After the chicken was done and the meat removed, I put the carcasses back in the roasting pan (without the rack) and roasted everything at 400° for another hour. Then I dumped everything into a stock pot, added enough water to cover, put on the lid and put it back in the oven at 180° overnight. In the morning I strained out the bones and veggies and was left with a rich stock. Yum! As with all soups, a good stock is essential; while you can certainly make this soup with store bought stock, you will see, and taste, a vast difference if you make your own.
I refrigerated the stock to let any fat rise to the top to be scooped away before using it for the soup. Here's the soup recipe -- perfect for an evening when the remnants of a tropical storm have parked over your town!
That Girl's Chicken Noodle Soup
3 quarts chicken stock
2 boneless, skinless chicken breasts
1/2 tablespoon extra virgin olive oil
1 cup diced carrots
1 cup diced celery
6 oz. wide egg noodles
2 teaspoons minced fresh rosemary
1/3 cup sherry
2/3 cup cream (optional)
salt and pepper to taste
Bring chick stock to boil in a large pan. Add chicken breasts and poach until cooked through, about 5 minutes.

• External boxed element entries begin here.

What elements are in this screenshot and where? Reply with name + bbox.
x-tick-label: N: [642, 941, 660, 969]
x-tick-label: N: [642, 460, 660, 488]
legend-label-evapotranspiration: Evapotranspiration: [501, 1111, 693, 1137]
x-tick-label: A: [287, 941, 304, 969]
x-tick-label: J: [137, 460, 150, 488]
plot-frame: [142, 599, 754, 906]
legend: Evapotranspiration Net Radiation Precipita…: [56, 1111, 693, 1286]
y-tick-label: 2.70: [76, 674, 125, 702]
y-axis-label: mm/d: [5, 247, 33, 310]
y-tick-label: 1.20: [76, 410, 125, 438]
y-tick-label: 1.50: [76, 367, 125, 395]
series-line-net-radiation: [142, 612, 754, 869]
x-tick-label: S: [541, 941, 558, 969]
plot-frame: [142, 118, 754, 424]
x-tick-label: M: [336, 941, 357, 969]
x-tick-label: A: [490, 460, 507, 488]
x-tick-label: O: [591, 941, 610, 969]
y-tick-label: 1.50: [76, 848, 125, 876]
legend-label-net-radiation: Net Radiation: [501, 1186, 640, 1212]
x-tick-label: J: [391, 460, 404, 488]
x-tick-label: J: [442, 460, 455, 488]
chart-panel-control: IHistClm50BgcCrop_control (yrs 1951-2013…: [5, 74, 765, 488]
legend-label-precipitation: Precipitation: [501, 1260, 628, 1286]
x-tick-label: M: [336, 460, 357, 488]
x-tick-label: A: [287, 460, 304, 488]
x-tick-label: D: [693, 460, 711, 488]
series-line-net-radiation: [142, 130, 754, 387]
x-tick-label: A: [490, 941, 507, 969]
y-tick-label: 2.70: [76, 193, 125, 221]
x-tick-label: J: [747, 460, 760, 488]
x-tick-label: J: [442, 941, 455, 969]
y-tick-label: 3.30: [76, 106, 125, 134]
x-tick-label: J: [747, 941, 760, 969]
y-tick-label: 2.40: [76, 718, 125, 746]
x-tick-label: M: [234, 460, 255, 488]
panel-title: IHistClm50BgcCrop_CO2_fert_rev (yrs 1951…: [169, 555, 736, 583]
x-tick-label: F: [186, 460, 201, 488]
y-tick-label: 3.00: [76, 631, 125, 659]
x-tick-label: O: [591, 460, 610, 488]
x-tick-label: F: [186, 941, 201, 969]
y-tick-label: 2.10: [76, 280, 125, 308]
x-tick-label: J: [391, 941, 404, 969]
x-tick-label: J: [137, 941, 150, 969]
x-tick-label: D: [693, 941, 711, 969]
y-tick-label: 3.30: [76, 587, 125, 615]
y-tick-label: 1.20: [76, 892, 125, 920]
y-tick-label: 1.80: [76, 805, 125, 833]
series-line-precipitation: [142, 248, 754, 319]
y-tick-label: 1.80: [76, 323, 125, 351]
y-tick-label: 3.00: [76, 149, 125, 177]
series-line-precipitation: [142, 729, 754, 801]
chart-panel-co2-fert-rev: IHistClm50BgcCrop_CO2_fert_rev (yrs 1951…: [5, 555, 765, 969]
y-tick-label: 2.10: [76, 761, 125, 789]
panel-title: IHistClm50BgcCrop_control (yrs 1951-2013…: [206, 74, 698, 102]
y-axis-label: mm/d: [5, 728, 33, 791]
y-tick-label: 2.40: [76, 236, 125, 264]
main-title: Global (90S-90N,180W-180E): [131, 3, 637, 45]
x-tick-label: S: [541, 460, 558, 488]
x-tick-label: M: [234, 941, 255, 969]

While chicken is poaching, heat olive oil in a saute pan over medium heat. Add carrots and celery and saute until just beginning to soften.
Remove chicken from broth and set aside. Add carrots and celery to the broth. Simmer for five minutes.
Add noodles to the broth and vegetables and cook until according to package directions.
While the noodles are cooking, shred or chop the chicken breasts.
When the noodles are done, add the sherry, chicken, rosemary and cream (if using). Stir and allow to warm (about 2 minutes).
Serve with a crusty bread -- this soup is perfect for dipping!